An edited repost from the archives.
In the Deadly Force series, which includes the upcoming book Love’s Last Kiss, a group of disgraced ex-Green Berets are desperate to figure out who’s responsible for their dishonor and discharges from the Army while they also battle two disparate enemies. One of their enemies is known simply as the Fianna. A secretive and brutal army of assassins whose history dates back to pagan Irelend. Last week in Part 1, I wrote about the Fianna from the early Roman invasions up through the time of King Arthur. Today I’d like to jump ahead a bit to more modern accounts of these mythical warriors.
There are so many myths and poems written about the Fianna that it’s hard to distinguish what was real and what wasn’t. But that also gave me a lot of leeway when developing my version of the Fianna Army. In the book that releases tomorrow, Love’s Last Kiss, the 21st Century Fianna are a huge source of trouble for the hero Kade Dolan. And since Kade, an Army Ranger and ex-convict, is now working outside of the law and polite society, he has to save himself and Rose Guthrie, the woman he loves, from this powerful, brutal enemy. Unfortunately for Rose and Kade, their chances of surviving are so slim it will take a tremendous act of love and betrayal for everyone to survive.
Did the Fianna ever exist? Yes. Do they exist now? I hope not. But below is a list of anecdotes that make me wonder otherwise. From the research I’ve done, the Fianna was the single reason Rome never conquered the Isle and why the Picts and Scots, and even the Vikings, made very few forays into Ireland until the late Middle Ages.
A Brief History of the Fianna: Part 2
- One particular documented historical fact about the Fianna was written by the Roman Historian Tacitus. In the first century, around 82 AD, Rome’s famous military governor Gnaeus Julius Agricola (who defeated Queen Boudica in 61 AD) sought to invade Ireland with 5,000 men. He even had a minor Irish King willing to betray his countrymen and help him overtake the Island. Despite resources being stretched thin by battles with the Celts and Picts in Scotland, he invaded, confident that he’d win. The battle details are sketchy, but between battling the Fianna warriors from the moment they set foot on the Island, to an extremely rare mutiny within the Roman Legion ranks, Agricola lost and was recalled to back to Rome by the Emperor Domitian. After that, the stories say that the Roman Legionnaires refused to fight in Ireland or simply disappeared before they’d face the Fianna.
- There is also a connection between Shakespeare and the Fianna. Shakespeare (a Catholic in England when that was a dangerous thing) was purported to be a secret supporter of the young men who were fighting for Irish Nationalism. When the English captured these Irish soldiers, the English guards told stories that their prisoners communicated in Shakespearean verse as well as in the verses of Gaelic poetry. This may not be true, but I thought it was so interesting that I included it in my own fictional Fianna army.

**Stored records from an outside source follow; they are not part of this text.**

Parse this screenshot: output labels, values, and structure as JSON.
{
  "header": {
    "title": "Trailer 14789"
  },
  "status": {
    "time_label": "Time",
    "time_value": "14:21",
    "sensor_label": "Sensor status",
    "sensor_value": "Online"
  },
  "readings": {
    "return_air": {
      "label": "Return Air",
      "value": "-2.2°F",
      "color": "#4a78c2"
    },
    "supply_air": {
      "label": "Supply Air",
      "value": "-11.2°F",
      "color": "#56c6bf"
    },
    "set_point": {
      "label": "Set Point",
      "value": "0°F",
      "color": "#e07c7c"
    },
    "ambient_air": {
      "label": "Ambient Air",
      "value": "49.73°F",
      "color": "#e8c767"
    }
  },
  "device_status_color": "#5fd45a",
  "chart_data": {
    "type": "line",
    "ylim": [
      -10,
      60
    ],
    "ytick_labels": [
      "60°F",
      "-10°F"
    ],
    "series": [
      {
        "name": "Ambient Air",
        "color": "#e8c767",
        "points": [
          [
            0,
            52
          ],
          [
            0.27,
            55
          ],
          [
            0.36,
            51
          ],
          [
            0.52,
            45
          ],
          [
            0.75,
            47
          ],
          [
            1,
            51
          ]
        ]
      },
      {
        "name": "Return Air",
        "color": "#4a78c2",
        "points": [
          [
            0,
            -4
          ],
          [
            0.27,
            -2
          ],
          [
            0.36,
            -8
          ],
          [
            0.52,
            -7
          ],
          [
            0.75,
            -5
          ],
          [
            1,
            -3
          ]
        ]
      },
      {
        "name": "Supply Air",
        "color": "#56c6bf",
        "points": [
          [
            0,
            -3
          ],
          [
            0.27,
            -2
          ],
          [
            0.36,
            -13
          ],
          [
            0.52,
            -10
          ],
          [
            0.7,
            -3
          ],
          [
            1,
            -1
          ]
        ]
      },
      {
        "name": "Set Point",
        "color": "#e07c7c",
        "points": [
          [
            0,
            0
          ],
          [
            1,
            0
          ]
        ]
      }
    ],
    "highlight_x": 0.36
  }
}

- In 1866, a group of Irish soldiers who called themselves the Fianna, assaulted British forts and trading stations in Canada. These are still known as the Fenian Raids.Their goal was to gain independence for Ireland from Britain. These men, after their capture, cited the seven articles of the ancient Fianna army as written in Keating’s History of Ireland and Hume’s The History of England From the Invasion of Julius Caesar to the Revolution in 1688.
- Since these Canadian raids took place during the American Civil War, there’s evidence the U.S. turned a blind eye to these assaults and even more speculation that the U.S. government wanted to use these Fianna warriors in unauthorized and unconventional ways. There’s no proof these men ever fought for the Union Army, but there is anecdotal evidence that, because of their secretive brutal ways, they were asked to join the Civil War.
- Ironically, these trading station attacks were one of the reasons the provinces of Canada decided to form a single country in 1867. Neither the U.S. (who was at war with itself) nor the ineffectual Canadian Militia could take down the Fianna. It wasn’t until the 1890’s, when both Canada and the U.S. worked together, that they were they able to eradicate the threat.
- During World War II, there were murmurings (aka gossip) by German POWs held in Ireland about a brutal Irish underground army known as Na Fianna Éireann. (there was another group that went by this name, but they were younger boys and it was more like a Boy Scout troop). The Germans assumed they were part of the Fenian Brotherhood, a rebel offshoot of the men who fought in the early 20th century Irish rebellions. But the Irish locals discounted that story and refused to talk about the young warrior men who lived on the outskirts of society. They were simply known as the Fianna.
- There is no mention of the Fianna after WWII, including nothing during the “Troubles” in Northern Ireland (from late 1960s to 1998). There is one brief mention of Fianna warriors in Indochina, right before the Vietnam War began–but it’s so sketchy that I even hesitate to mention it. So did the Fianna disappear, or are they just really good at covering their tracks (digital and physical) like they are in my novels? I’m not sure. But either way, they are terrifying… and make a perfect foil for my heroes in the Deadly Force series.